Intervention de Fleur Pellerin

Réunion du 2 octobre 2013 à 16h15
Commission des affaires européennes

Fleur Pellerin, ministre déléguée chargée des petites et moyennes entreprises, de l'innovation et de l'économie numérique :

Le Président de la République s'est engagé, lors des Assises de l'entreprenariat, à ouvrir une réflexion au sujet du financement participatif, et j'ai réuni, lundi dernier, plusieurs centaines d'acteurs de ce secteur. Jusqu'à présent, cette activité s'est développée en dehors de tout cadre réglementaire, ce qui risque de la fragiliser. Une réglementation souple et adaptée lui sera, je crois, bénéfique.

Les entreprises qui pratiquement le financement participatif, en prêts ou en fonds propres, sont soumises à la même réglementation que les institutions financières traditionnelles. Ni l'obligation de disposer d'un niveau de fonds propres extrêmement élevé – plusieurs centaines de milliers d'euros – ni les contraintes draconiennes en matière de publicité des appels publics à l'épargne, avec des prospectus de plusieurs centaines de pages, ne sont très adaptées aux nouvelles plateformes, qui ne réunissent souvent qu'une dizaine de personnes investissant dans un projet. Il s'agit donc d'instaurer un cadre financier qui sécurise cette activité tout en allégeant les contraintes auxquelles elle est soumise.

Les évolutions législatives et réglementaires sont actuellement soumises à consultation. Puis nous utiliserons l'habilitation à légiférer par ordonnances que vous avez votée pour créer ce nouveau cadre avant la fin de l'année, en concertation avec les acteurs concernés.
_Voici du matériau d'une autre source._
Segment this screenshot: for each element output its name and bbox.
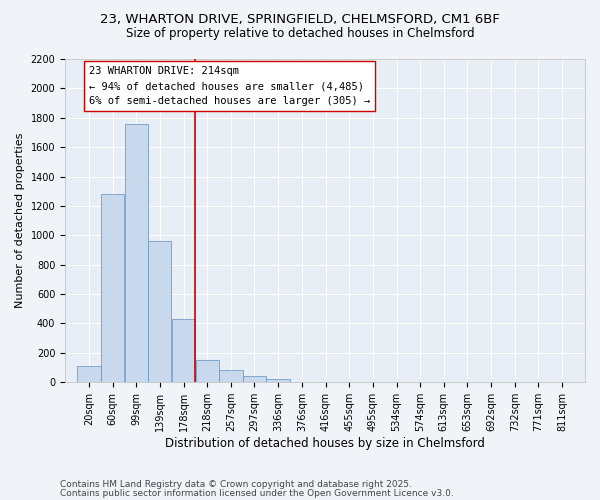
Bar xyxy=(243,376,266,382)
Bar xyxy=(101,194,124,382)
Bar xyxy=(125,124,148,382)
Bar xyxy=(266,378,290,382)
Text: Size of property relative to detached houses in Chelmsford: Size of property relative to detached ho… xyxy=(125,28,475,40)
Bar xyxy=(196,360,218,382)
Bar xyxy=(219,370,242,382)
Bar xyxy=(77,366,101,382)
Text: 23 WHARTON DRIVE: 214sqm
← 94% of detached houses are smaller (4,485)
6% of semi: 23 WHARTON DRIVE: 214sqm ← 94% of detach… xyxy=(89,66,370,106)
Text: Contains public sector information licensed under the Open Government Licence v3: Contains public sector information licen… xyxy=(60,488,454,498)
Y-axis label: Number of detached properties: Number of detached properties xyxy=(15,133,25,308)
Text: 23, WHARTON DRIVE, SPRINGFIELD, CHELMSFORD, CM1 6BF: 23, WHARTON DRIVE, SPRINGFIELD, CHELMSFO… xyxy=(100,12,500,26)
Bar xyxy=(172,319,195,382)
Text: Contains HM Land Registry data © Crown copyright and database right 2025.: Contains HM Land Registry data © Crown c… xyxy=(60,480,412,489)
X-axis label: Distribution of detached houses by size in Chelmsford: Distribution of detached houses by size … xyxy=(165,437,485,450)
Bar xyxy=(148,241,172,382)
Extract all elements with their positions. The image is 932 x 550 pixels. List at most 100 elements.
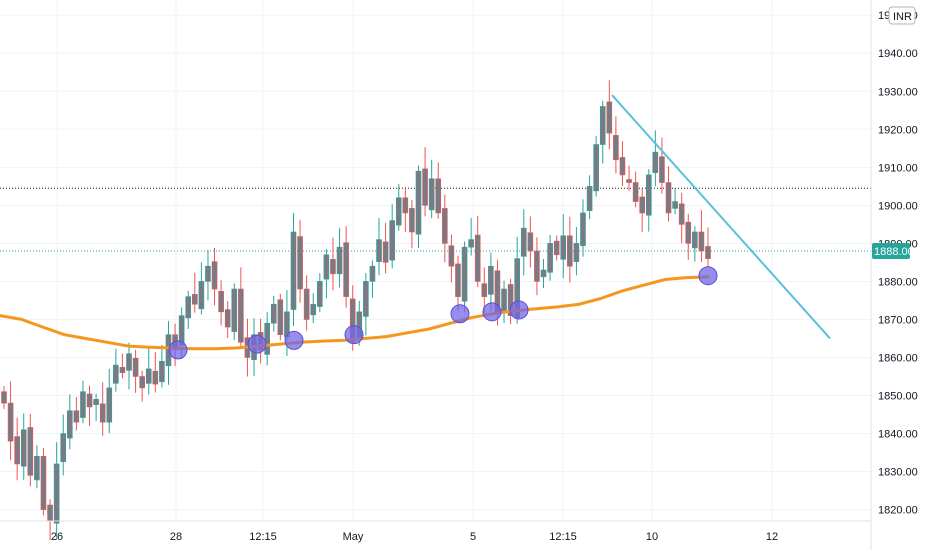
time-tick-label: 12:15	[549, 531, 577, 543]
candle	[698, 210, 705, 263]
candle	[632, 171, 639, 208]
price-tick-label: 1850.00	[878, 391, 918, 403]
candle	[317, 273, 323, 313]
candle	[303, 275, 310, 331]
candle	[553, 235, 560, 261]
candle-body	[692, 231, 698, 249]
time-tick-label: 28	[170, 531, 182, 543]
candle	[507, 278, 514, 325]
candle	[86, 385, 93, 426]
candle-body	[698, 231, 705, 252]
price-axis-panel[interactable]	[871, 0, 932, 550]
price-tick-label: 1830.00	[878, 467, 918, 479]
candle	[395, 184, 402, 231]
candle-body	[567, 235, 573, 267]
candle-body	[395, 197, 402, 226]
candle-body	[231, 288, 238, 332]
candle	[80, 380, 86, 424]
candle	[665, 166, 672, 222]
candle-body	[323, 254, 330, 280]
candle	[501, 280, 507, 323]
time-tick-label: 26	[51, 531, 63, 543]
candle	[27, 413, 34, 487]
candle-body	[205, 265, 211, 282]
candle-body	[560, 235, 567, 260]
candle	[586, 175, 593, 220]
candle	[678, 192, 685, 244]
candle-body	[553, 240, 560, 256]
candle-body	[422, 168, 428, 206]
candle	[652, 130, 659, 187]
candle-body	[599, 106, 606, 145]
candle-body	[40, 456, 47, 510]
candle-body	[461, 246, 468, 302]
candle	[540, 258, 547, 288]
candle	[53, 442, 60, 540]
candle-body	[455, 263, 461, 297]
candle-body	[415, 170, 422, 235]
candle	[580, 199, 586, 257]
candle-body	[93, 399, 99, 405]
currency-badge[interactable]: INR	[888, 6, 916, 25]
candle-body	[547, 243, 553, 273]
candle-body	[501, 288, 507, 313]
price-tick-label: 1930.00	[878, 86, 918, 98]
candle-body	[659, 156, 665, 183]
candle-body	[488, 265, 494, 295]
candle	[132, 349, 139, 393]
candle	[231, 283, 238, 340]
candle-body	[20, 429, 27, 467]
candle-body	[678, 203, 685, 225]
candle	[185, 290, 192, 329]
candle-body	[580, 212, 586, 246]
candle	[639, 188, 646, 232]
trendline-layer[interactable]	[611, 94, 831, 340]
candle-body	[685, 221, 692, 244]
candle-body	[310, 303, 317, 316]
candle-body	[376, 239, 382, 262]
candle-body	[211, 261, 218, 290]
grid	[0, 0, 871, 521]
candle-body	[99, 403, 106, 423]
candle	[415, 165, 422, 248]
candle-body	[534, 250, 540, 282]
candle-body	[218, 291, 224, 313]
candle	[198, 262, 205, 315]
price-tick-label: 1910.00	[878, 162, 918, 174]
candle	[145, 347, 152, 395]
touch-marker	[509, 300, 529, 320]
candle	[297, 220, 303, 303]
touch-marker	[450, 304, 470, 324]
candle	[20, 413, 27, 480]
candle	[66, 394, 73, 450]
touch-marker	[284, 330, 304, 350]
price-axis-ticks: 1820.00 1830.00 1840.00 1850.00 1860.00 1870.…	[878, 10, 918, 516]
candle-body	[86, 393, 93, 408]
candle-body	[152, 370, 159, 385]
candle	[336, 228, 343, 288]
candle-body	[47, 504, 53, 522]
candle-body	[317, 281, 323, 307]
candle	[218, 280, 224, 326]
price-tick-label: 1840.00	[878, 429, 918, 441]
candle	[93, 393, 99, 421]
candle	[474, 216, 481, 288]
candle-body	[290, 231, 297, 310]
candle	[73, 397, 80, 431]
candle	[461, 241, 468, 313]
candle-body	[474, 234, 481, 282]
candle-body	[442, 208, 448, 244]
candle-body	[132, 357, 139, 377]
touch-marker	[168, 340, 188, 360]
candle	[547, 235, 553, 281]
candle	[192, 272, 198, 313]
candle	[7, 381, 14, 461]
candle	[126, 342, 132, 390]
candle-body	[126, 353, 132, 371]
candle	[152, 352, 159, 393]
descending-trendline[interactable]	[611, 94, 831, 340]
candle-body	[330, 259, 336, 275]
candle	[599, 100, 606, 164]
time-tick-label: 5	[470, 531, 476, 543]
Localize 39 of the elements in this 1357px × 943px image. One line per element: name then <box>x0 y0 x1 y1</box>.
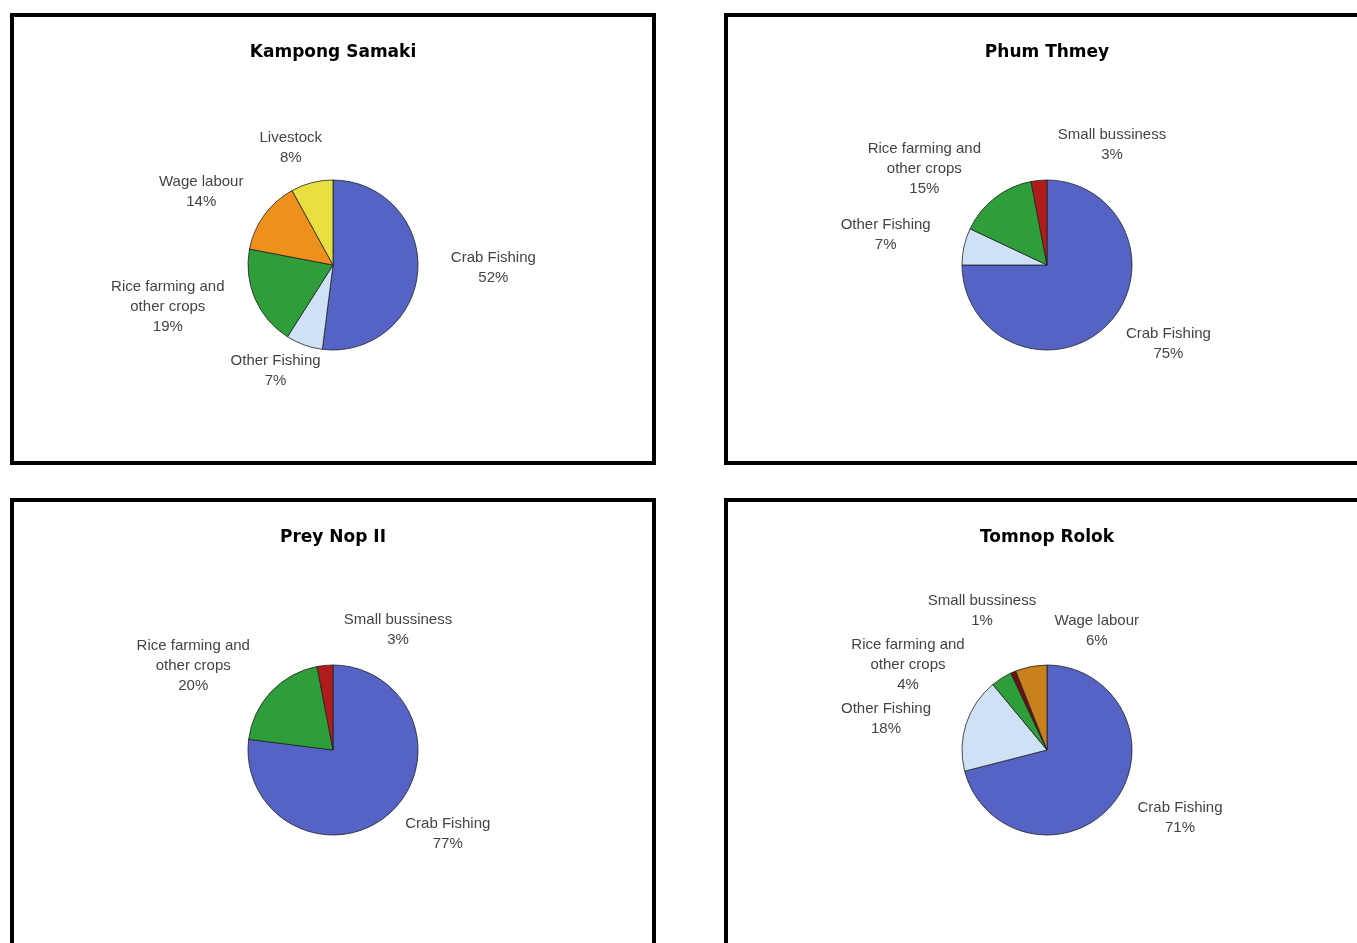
slice-label: Rice farming and other crops <box>851 635 965 673</box>
slice-label: Crab Fishing <box>450 248 536 266</box>
slice-label: Other Fishing <box>840 699 932 717</box>
data-label: 6% <box>1085 631 1108 649</box>
data-label: 77% <box>432 833 463 851</box>
data-label: 14% <box>186 192 217 210</box>
slice-label: Crab Fishing <box>1125 323 1211 341</box>
slice-label: Small bussiness <box>927 591 1037 609</box>
slice-label: Rice farming and other crops <box>136 635 250 673</box>
slice-label: Other Fishing <box>840 215 931 233</box>
slice-label: Wage labour <box>1054 611 1140 629</box>
chart-title: Prey Nop II <box>279 526 387 546</box>
slice-label: Rice farming and other crops <box>111 277 225 315</box>
chart-title: Kampong Samaki <box>249 41 417 61</box>
slice-label: Crab Fishing <box>405 813 491 831</box>
data-label: 71% <box>1165 817 1196 835</box>
chart-title: Phum Thmey <box>984 41 1110 61</box>
data-label: 20% <box>178 675 209 693</box>
chart-title: Tomnop Rolok <box>979 526 1115 546</box>
slice-label: Crab Fishing <box>1137 797 1223 815</box>
data-label: 52% <box>478 268 509 286</box>
slice-label: Rice farming and other crops <box>867 138 982 176</box>
pie-slice <box>964 664 1133 836</box>
slice-label: Other Fishing <box>230 351 321 369</box>
data-label: 75% <box>1153 343 1184 361</box>
data-label: 18% <box>870 719 902 737</box>
slice-label: Wage labour <box>158 172 244 190</box>
slice-label: Small bussiness <box>343 609 453 627</box>
data-label: 1% <box>971 611 993 629</box>
slice-label: Small bussiness <box>1057 124 1167 142</box>
data-label: 15% <box>909 178 940 196</box>
data-label: 7% <box>874 235 897 253</box>
data-label: 3% <box>1101 144 1123 162</box>
data-label: 8% <box>279 147 302 165</box>
data-label: 3% <box>387 629 409 647</box>
data-label: 4% <box>897 675 919 693</box>
data-label: 7% <box>264 371 287 389</box>
data-label: 19% <box>152 317 183 335</box>
slice-label: Livestock <box>259 127 323 145</box>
En outre, dans la mesure où le financement participatif intervient dans les interstices de leurs activités, les établissements bancaires ne lui sont pas à ce point opposés. Si beaucoup de PME y recourent, c'est précisément parce qu'elles n'ont pas réussi à faire financer leurs projets par une banque. Je pense donc que ce mode alternatif peut répondre à des besoins non couverts par le marché.

Les trois principaux axes de réforme seront la création d'un nouveau statut de conseiller en financement participatif, l'autorisation du prêt rémunéré entre particuliers – nous consultons actuellement pour définir les plafonds par projet et par investisseurs – et l'allègement des contraintes en matières de fonds propres et de publicité.

Nous veillerons également à l'harmonisation des réglementations européennes. Aux États-Unis, plusieurs milliards de dollars de fonds sont levés chaque année au titre du financement participatif. Il y a donc des perspectives de développement dans l'Union européenne.

La proposition de règlement de la commissaire Kroes, madame de la Raudière, ménage le principe de la neutralité de l'Internet tout en donnant un peu de marge aux fournisseurs d'accès, puisqu'elle les autorise à fixer des prix de détail différenciés en fonction des volumes de données proposés. Je trouve ce système quelque peu ambigu et la proposition quelque peu précipitée. Un débat associant les parlementaires européens est nécessaire. On ne peut se contenter d'une procédure de quelques semaines, d'autant que le sujet doit être traité en lien étroit avec la question de la neutralité des plateformes.

Nous sommes d'accord avec le principe de non-discrimination dans l'accès aux contenus. Il est difficilement acceptable que ce soient aujourd'hui les opérateurs qui décident de qui peut avoir accès à certains contenus ou services – je pense en particulier au contentieux entre Free et Google, actuellement traité par l'Autorité de régulation des communications électroniques et des postes (ARCEP), mais les plateformes ne doivent pas non plus avoir de pouvoir de censure, par exemple parce que tel tableau du XVIIIe siècle ne leur plaît pas !

La gouvernance de l'Internet par l'ICANN est en effet un sujet essentiel, monsieur Myard, et nous espérons que le Conseil européen en discutera. Il est évident que cette instance devrait être moins « américano-centrée » – même si cet état de fait est aussi le produit de l'histoire – et prendre mieux en compte les gouvernements. Certaines propositions visent à donner des prérogatives à l'Union internationale des télécommunications (UIT). Je rattache cette question à celle de la normalisation et de la standardisation, que les États, s'ils veulent structurer une économie numérique européenne, doivent aborder de manière beaucoup plus collective et concertée. À l'heure actuelle, chacun agit de son côté alors que les Américains disposent, avec le National Institute of Standards and Technology (NIST), d'un puissant instrument de soft power en la matière. Nous abordons l'ère des objets connectés, où les protocoles de transmission auront une importance primordiale. Il est donc indispensable que les Européens puissent peser sur les standards qui détermineront les choix industriels.